2. Despite all appearances of reticence and shyness on Krell’s newest, Total Loss — the watery piano and the barely heard lyrics and the voice that flickers in and out of view — How to Dress Well is an ambitious project with ambitious aims. When we spoke back then, Krell told me his greatest hope was that Kanye West would somehow see the interview and bring him “into the lab to do something a little bit more hi-fi.” I believed him.

3. In those early days, Krell referred to How to Dress Well as “we” — it’s just him — and he shied away from being photographed or otherwise pinned down. He’s since become a less anonymous presence: He plays shows now (I can confirm that he is a white man who wears shorts) and released a hard-copy LP, 2010’s dreamily noisy Love Remains.

4. Total Loss, out this week, is the project’s second proper full-length, and is the musical coming-out-of-the-shadows that HTDW’s 2010 tour was for Krell himself. Whereas his earlier music sounded like you were hearing it from a few blocks away, this time Krell’s voice and songwriting are front and center.

5. So now we know just how capable he is. “Set It Right,” for instance, takes a short, blunt vocal loop and Krell’s unselfconscious falsetto, and just stuns you with the inchoate emotion of it all. I have no idea what he’s talking about on the song, but it’s deeply moving anyway.

6. Krell is fanatical about the last two decades of R&B, and you can hear that stuff all over Total Loss: “Running Back,” for instance, is a close quote of Ashanti’s “Foolish.” He’s been doing this kind of thing from the beginning — covering Kanye’s “Welcome to Heartbreak,” sampling The-Dream, and otherwise appropriating bits of the music he likes best. But while the nostalgia and affection the technique evokes is effective, it also makes you wish that he’d own his own writing more. “Say My Name or Say Whatever” is deeply strange and pretty, like a cloud expressing regret: It’s attractive and accomplished in a way a denatured sample of Timbaland’s drums can never be.

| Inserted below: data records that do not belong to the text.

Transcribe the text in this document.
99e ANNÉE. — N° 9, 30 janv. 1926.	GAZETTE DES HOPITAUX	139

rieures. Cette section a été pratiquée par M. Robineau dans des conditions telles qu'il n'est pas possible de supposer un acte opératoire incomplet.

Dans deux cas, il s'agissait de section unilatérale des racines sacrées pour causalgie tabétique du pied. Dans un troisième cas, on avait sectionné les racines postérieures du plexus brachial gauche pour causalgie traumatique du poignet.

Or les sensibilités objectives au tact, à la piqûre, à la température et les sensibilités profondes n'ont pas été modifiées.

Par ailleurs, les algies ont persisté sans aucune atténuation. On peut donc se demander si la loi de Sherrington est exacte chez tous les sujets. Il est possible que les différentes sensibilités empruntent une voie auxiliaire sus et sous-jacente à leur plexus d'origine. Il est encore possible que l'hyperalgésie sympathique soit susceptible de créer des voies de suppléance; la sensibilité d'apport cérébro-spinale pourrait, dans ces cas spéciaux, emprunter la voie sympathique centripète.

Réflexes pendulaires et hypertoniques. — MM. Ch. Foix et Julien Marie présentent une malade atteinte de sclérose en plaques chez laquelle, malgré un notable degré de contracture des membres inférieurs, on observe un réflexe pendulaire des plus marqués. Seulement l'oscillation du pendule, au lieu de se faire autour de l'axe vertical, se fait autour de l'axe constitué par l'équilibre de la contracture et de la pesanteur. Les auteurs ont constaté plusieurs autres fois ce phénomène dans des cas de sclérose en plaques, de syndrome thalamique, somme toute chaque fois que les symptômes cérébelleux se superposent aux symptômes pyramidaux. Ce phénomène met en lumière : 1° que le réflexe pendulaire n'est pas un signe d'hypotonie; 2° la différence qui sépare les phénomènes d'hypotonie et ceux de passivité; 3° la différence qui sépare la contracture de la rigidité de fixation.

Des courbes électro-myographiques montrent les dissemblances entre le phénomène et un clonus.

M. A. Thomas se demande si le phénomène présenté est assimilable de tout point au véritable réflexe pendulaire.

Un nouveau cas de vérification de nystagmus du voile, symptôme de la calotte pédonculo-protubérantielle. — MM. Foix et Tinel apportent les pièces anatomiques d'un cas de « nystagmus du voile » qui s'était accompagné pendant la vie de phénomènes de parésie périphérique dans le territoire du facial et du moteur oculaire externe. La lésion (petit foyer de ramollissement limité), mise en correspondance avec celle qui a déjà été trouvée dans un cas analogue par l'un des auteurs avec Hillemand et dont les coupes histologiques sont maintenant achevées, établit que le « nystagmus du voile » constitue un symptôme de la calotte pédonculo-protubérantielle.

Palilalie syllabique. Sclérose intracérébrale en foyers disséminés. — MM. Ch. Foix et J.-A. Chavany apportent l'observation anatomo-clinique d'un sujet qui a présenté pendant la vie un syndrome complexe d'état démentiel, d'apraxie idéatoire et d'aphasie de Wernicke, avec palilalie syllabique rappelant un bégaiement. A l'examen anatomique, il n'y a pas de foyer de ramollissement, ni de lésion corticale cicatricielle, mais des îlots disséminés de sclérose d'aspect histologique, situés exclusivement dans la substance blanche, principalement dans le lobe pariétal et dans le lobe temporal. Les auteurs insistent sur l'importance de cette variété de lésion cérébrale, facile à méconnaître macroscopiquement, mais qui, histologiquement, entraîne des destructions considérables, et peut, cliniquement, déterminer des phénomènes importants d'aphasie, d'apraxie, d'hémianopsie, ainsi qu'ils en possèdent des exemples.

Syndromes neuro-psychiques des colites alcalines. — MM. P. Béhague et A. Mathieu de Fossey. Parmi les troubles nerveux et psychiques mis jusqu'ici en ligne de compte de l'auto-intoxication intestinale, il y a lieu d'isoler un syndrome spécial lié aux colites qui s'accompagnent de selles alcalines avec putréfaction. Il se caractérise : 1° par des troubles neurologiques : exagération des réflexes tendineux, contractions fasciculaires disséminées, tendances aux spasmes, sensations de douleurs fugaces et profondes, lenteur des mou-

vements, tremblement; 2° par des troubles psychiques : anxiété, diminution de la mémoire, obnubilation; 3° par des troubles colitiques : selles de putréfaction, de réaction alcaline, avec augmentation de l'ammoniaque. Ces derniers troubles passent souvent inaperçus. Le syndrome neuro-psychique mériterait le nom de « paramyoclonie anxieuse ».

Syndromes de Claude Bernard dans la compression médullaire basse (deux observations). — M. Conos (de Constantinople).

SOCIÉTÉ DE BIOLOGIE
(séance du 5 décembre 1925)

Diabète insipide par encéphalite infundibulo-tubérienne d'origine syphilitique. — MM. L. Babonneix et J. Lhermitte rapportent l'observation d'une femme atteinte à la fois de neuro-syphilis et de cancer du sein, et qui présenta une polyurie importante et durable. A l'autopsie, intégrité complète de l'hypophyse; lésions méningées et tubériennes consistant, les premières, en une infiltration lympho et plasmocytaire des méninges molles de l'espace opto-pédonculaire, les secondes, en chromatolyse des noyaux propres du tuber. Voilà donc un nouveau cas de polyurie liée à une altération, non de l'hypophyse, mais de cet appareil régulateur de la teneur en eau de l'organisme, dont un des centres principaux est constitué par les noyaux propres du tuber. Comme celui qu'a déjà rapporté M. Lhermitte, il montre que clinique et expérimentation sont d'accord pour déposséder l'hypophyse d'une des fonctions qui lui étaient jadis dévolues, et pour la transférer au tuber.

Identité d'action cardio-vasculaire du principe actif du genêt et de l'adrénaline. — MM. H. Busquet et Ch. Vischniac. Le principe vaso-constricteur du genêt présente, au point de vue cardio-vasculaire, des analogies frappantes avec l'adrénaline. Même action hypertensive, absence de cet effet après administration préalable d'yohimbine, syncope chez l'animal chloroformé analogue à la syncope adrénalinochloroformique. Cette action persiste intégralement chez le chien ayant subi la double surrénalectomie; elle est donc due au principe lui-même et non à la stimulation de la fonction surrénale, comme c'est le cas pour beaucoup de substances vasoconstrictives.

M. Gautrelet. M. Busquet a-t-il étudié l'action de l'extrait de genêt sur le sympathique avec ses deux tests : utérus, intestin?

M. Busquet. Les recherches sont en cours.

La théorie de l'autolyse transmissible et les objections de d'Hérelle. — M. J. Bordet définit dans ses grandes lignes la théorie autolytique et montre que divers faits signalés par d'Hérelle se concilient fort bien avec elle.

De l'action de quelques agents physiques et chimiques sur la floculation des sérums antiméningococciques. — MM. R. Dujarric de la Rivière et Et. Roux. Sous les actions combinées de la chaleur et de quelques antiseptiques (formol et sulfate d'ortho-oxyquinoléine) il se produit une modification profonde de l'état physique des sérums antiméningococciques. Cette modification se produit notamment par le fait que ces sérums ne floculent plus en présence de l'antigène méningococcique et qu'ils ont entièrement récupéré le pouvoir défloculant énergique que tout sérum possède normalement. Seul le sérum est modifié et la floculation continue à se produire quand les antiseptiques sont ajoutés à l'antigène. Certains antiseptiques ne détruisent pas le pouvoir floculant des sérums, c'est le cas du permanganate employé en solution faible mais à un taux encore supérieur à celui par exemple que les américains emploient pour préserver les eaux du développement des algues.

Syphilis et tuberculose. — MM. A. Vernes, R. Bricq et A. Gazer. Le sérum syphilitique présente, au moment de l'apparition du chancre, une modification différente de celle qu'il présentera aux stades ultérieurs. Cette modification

7. It’s funny that there was a moment a couple years ago when it seemed like How to Dress Well and Frank Ocean and the Weeknd might be peers in a left-of-center R&B movement, primarily because all three were vaguely photography-averse, and kickstarted their careers exclusively on the Internet. In 2012, we now know that Ocean is the closest thing we’ll get in our time to Marvin Gaye; the Weeknd’s Abel Tesfaye will be paid millions to release a proper major-label debut; and Tom Krell will be back in Brooklyn’s Glasslands in no time, wearing shorts to fend off the heat.

8. Ambition is a lovely thing, but delivering on it is much harder. The closer Krell gets to creating some platonically perfect R&B song, the further he gets from actually having written one. Total Loss is a beautiful album, all ambient longing and sadness and spectral pop, rising and falling without warning — no other artist gets more emotional effect out of leaving things not quite finished. But it still feels not quite finished.